The writer contextualised the statistics by saying, “Proportionally, it’s as if the entire populations of Saskatchewan and Newfoundland and Labrador were to flee Canada.”

“Now, if you take a small base and you get a larger percentage, you then apply that percentage to a larger population to extrapolate,” Gonsalves said.

“I mean it is the classic misuse of statistics. But, from the time you see an opening line like that, you know what’s the theme,” he further stated.

Gonsalves further said that a Vincentian woman a few years ago showed to him a letter a Canadian lawyer had drafted to support a claim for refugee status there.

He said the would-be applicant, on seeing he content of the letter, refused to sign it.

“She sent me a copy of it. … I sent it out for [my staff] to file. So it’s part of the permanent record the government,” he said.

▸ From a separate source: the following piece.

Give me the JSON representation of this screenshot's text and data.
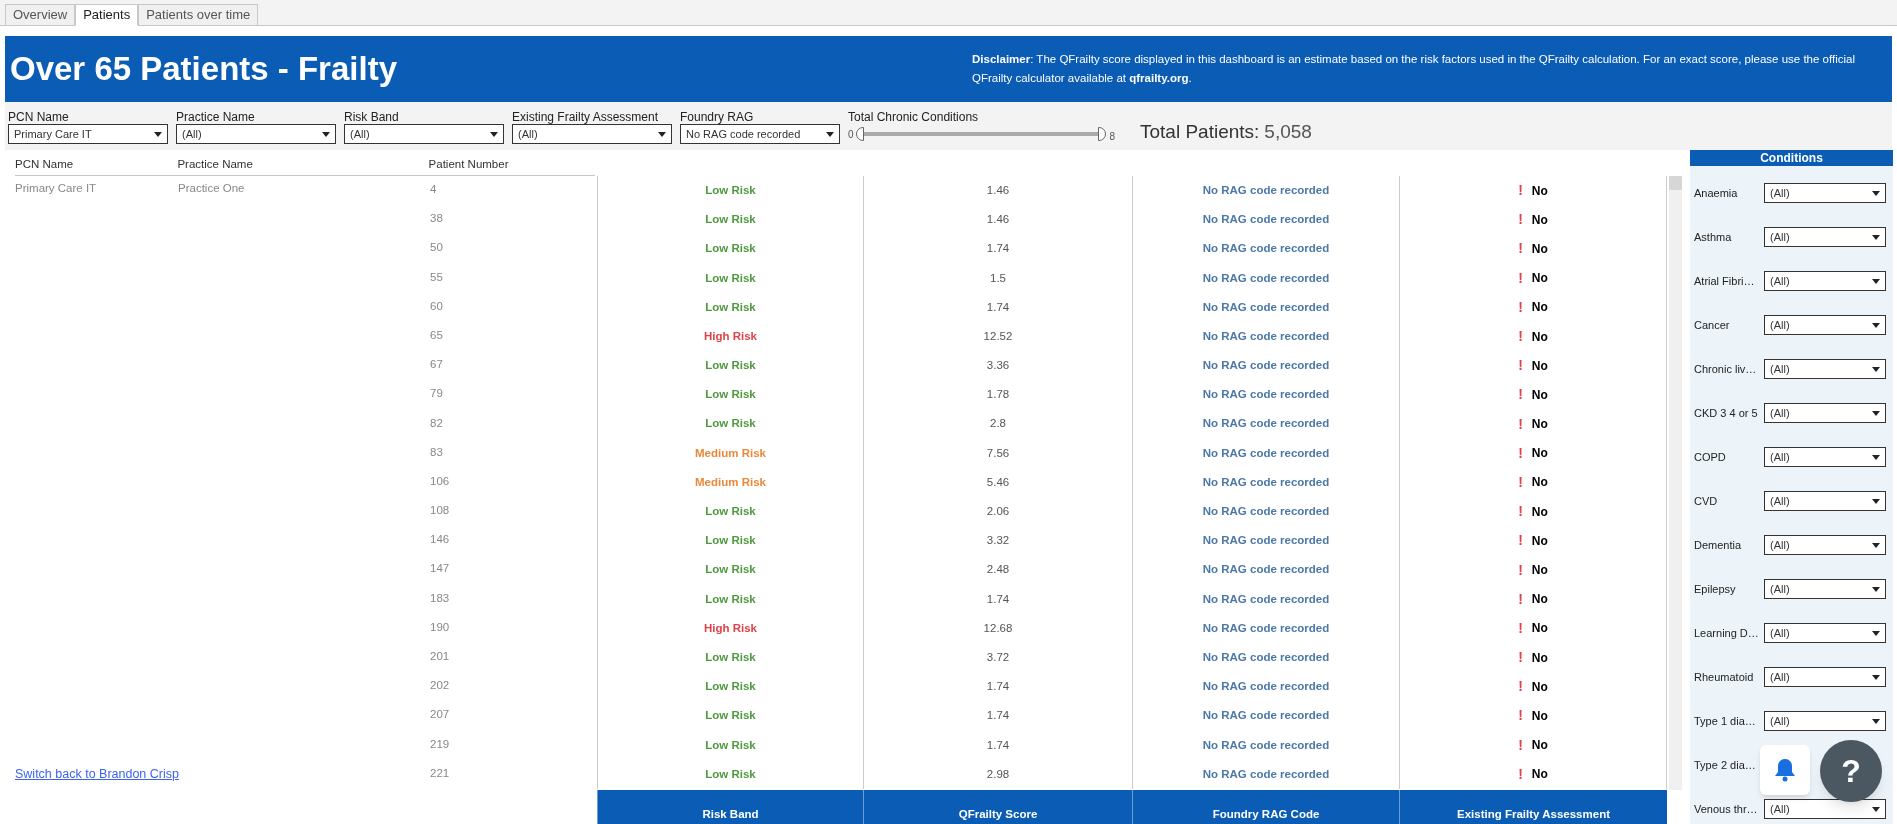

He further said that Vincentian lawyers also facilitate their compatriots wishing to make these claims in Canada.

He said some lawyers write for clients letters that say they are abuse victims but did not report the incidents to the police because of police inaction.

“It is all prepared for a fee here. That has to stop. People, over the long haul, will see that this is something, which is nasty to do. They know it is wrong,” said Gonsalves, a lawyer.

“I issue this warning, you can’t continue doing this repeatedly,” Gonsalves said to the refugee claimants, noting that most applicants are unsuccessful.

According to the Toronto Star article, last year, 710 Vincentians sought asylum in Canada, up from 179 in 2001, placing this nations of 106,000 among the top ten from which refugee claims to Canada are made.